Spokojnie, bez paniki… Nawet na etapie realizacji możliwe jest przesunięcie słupa w prawo czy w lewo. Większość z nas budowała tutaj swoje domy więc chyba pamiętacie że jak była jakaś zmiana to kierbud dawał wpis w dzienniku i to załatwiało sprawę – w projektach liniowych jest podobnie. Wszystkie zmiany geodeta nanosi się ostatecznie na mapy i po kłopocie. Duże projekty elektroenergetyczne powstają nawet przez rok (albo dłużej), a w tym czasie w terenie dużo może się zmienić…
Zamiast narzekać lepiej cieszyć się, że wreszcie będzie jaśniej i bezpieczniej!!!
Dokładnie tak. Rozmawiałam z ludźmi z firmy, która będzie stawiać oświetlenie – robili rozpoznanie w zeszłym tygodniu właśnie odnośnie potencjalnych kolizji. Będą przesuwać kolizyjne latarnie po wyznaczeniu ich miejsc wg pierwotnego planu. I zrobią to bez problemu.
no i jeszcze jedno . Gdyby wszyscy tzw. nowi mieszkańcy uczestniczyli w zebraniach głosowaniach itp. na pewno żyło by się inaczej w naszej wiosce i perspektywa byłaby lepsza.
Nie narzekać tylko aktywnie uczestniczyć w wydarzeniach wioski !!!
A co ma uczestnictwo w spotkaniach wiejskich do projektu, który nie został przygotowany z należytą starannością?
Brawo Wojtek , da się zauważyć ,że zgodnie z naszą narodowa mentalnością lepiej narzekać na wszystko i na wszystkich . A tak naprawdę mijając się na ulicy nie umiemy się ukłonić sąsiadom. No bo co ludzie powiedzą ?
Dobrze , że będą te lampy , może co niektórych oświeci ?!
Od 7 lat uczestniczę w spotkaniach wiejskich. Co do kreatywności, przebojowości Wójta nie będę się wypowiadał, bo pewnie każdy mieszkaniec ma swoje zdanie. Natomiast co do aktywności mieszkańców i niezbędnych inwestycji, to wydaje mi się, że brak skoordynowanych działań mieszkańców podczas wiejskich spotkań. Na spotkaniach wymieniane są dziesiątki potrzeb – oczywiście wszystkie ważne, tego nie neguje, ale przez „rozproszenie” mieszkańców nie można od początku do końca zająć się jednym tematem.
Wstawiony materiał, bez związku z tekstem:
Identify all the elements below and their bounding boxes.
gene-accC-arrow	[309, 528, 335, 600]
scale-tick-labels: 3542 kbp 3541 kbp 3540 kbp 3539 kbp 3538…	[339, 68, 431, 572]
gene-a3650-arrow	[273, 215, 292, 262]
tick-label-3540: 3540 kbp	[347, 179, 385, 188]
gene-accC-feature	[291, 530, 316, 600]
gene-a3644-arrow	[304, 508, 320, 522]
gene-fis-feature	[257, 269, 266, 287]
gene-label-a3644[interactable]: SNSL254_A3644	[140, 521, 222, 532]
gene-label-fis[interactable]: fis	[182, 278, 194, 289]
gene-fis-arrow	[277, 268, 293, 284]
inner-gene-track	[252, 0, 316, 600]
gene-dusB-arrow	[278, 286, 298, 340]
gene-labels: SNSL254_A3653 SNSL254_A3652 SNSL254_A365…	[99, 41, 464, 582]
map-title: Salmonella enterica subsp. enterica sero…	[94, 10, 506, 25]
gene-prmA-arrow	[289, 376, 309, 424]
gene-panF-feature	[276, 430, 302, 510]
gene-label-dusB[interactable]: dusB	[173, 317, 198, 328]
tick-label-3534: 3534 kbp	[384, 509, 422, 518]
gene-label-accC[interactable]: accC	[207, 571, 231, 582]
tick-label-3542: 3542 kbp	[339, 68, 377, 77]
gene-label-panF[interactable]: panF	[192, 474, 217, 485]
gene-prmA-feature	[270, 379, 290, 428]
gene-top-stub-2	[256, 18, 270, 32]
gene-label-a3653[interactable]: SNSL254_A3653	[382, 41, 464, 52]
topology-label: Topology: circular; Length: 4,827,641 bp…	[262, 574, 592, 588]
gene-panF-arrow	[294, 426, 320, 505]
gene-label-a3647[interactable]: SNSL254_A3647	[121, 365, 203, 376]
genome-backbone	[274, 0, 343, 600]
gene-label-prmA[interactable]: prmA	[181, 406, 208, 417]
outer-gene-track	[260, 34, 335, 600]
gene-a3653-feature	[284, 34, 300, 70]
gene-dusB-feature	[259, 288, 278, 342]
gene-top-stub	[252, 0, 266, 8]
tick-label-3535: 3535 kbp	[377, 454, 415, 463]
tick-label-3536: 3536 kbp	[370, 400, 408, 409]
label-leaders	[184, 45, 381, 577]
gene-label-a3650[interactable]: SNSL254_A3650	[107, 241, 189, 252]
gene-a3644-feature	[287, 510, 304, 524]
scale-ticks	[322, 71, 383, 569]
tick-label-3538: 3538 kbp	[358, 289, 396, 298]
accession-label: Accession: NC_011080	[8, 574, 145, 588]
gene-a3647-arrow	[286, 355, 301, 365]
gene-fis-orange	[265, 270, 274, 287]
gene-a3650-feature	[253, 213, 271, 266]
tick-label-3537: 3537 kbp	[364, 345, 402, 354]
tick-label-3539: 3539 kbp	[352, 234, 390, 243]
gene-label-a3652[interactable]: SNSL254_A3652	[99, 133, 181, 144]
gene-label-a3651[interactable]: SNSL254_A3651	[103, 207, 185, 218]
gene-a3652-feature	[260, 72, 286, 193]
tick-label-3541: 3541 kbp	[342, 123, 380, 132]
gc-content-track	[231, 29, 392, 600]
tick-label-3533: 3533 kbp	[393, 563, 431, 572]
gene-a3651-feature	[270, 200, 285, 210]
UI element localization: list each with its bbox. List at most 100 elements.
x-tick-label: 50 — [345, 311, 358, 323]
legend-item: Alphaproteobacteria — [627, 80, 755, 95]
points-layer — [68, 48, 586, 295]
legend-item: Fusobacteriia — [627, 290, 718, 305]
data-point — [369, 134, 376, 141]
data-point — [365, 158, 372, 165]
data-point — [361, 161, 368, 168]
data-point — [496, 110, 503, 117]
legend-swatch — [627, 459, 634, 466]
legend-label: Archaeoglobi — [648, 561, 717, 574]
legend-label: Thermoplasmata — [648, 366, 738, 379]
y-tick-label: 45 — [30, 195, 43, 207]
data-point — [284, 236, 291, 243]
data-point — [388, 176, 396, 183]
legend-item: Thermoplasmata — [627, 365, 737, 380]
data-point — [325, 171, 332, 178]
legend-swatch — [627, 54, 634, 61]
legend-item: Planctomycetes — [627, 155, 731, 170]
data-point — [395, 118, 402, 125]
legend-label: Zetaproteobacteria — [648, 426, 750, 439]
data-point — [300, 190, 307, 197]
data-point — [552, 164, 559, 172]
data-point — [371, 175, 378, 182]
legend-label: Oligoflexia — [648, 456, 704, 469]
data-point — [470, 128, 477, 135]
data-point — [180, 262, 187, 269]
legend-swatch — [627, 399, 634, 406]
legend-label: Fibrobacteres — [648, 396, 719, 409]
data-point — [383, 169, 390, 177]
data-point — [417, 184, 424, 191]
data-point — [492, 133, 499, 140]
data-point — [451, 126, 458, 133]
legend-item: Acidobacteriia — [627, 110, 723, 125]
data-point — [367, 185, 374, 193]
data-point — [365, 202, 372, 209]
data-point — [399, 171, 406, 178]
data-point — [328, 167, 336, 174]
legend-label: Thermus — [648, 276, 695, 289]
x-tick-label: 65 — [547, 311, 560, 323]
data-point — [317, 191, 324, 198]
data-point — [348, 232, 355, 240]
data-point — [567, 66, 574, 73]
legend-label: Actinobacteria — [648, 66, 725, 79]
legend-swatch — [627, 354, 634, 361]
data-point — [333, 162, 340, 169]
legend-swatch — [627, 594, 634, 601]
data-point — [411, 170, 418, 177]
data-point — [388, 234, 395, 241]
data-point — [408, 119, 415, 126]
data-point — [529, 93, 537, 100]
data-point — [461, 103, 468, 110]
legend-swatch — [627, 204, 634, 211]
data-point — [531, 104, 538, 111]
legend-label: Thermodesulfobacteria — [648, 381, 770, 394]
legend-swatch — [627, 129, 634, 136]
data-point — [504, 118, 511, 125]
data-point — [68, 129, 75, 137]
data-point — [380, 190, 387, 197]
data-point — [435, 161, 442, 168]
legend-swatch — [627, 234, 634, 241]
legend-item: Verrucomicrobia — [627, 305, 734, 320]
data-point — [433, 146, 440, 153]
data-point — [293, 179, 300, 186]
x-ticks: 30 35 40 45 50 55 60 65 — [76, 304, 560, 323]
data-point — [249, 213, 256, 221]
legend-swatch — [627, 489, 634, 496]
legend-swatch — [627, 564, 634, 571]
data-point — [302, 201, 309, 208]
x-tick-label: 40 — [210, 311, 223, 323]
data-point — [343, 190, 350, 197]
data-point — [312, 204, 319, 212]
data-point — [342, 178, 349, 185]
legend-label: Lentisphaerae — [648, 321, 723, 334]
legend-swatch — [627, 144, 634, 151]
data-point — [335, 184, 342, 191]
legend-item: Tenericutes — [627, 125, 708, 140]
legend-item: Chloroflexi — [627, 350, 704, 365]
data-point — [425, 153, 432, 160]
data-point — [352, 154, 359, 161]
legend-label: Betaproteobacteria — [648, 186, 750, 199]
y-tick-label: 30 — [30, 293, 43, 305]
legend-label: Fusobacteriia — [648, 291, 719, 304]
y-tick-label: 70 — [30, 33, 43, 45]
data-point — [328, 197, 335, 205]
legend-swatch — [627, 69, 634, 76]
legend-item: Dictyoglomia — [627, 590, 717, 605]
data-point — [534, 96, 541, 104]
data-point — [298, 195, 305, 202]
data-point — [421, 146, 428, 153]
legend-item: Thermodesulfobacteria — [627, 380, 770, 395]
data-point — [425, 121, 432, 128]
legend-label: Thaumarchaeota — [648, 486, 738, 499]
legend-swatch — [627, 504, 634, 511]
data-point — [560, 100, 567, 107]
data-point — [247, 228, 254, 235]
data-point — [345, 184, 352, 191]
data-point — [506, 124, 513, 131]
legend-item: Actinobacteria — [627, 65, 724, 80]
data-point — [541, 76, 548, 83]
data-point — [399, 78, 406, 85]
Dobrze, że temat oświetlenia zmierza do szczęśliwego końca.
Brakuje działań integrujących mieszkańców Gowarzewa. Chyba, że za takie zaliczyć można wspólne problemy. Nowych mieszkańców przybywa, a faktycznie ciężko na ulicach usłyszeć dzień dobry.
Aha, mam uzgodniony z Gminą zjazd i furtkę, a lampę mam wg projektu we furtce. Tragedii z tego nie robię – trzeba przypilnować Wykonawcę, żeby skorygował lokalizację latarni.
Proponuję jednak zgłosić się do gminy. W SiWZie wyraźnie znajduje się zapis, że wszelkie zmiany w inwestycji w odniesieniu do projektu muszą być uzgadniane z gminą. Podejrzewam, że istnieją również stosowne regulacje dot. odległości miedzy kolejnymi punktami świetlnymi. Tym samym – jedna zmiana na ulicy, pociągnie za sobą pozostałe.
Ja nie jestem przeciwny instalacji oświetlenia, ale ustawianie lampy centralnie przed wjazdem na miejsce parkingowe przy posesji jest dla mnie całkowicie bez sensu. Mam nadzieję że uda się tą kwestię wyjaśnić w urzędzie gminy i przesunąć lampę na etapie realizacji.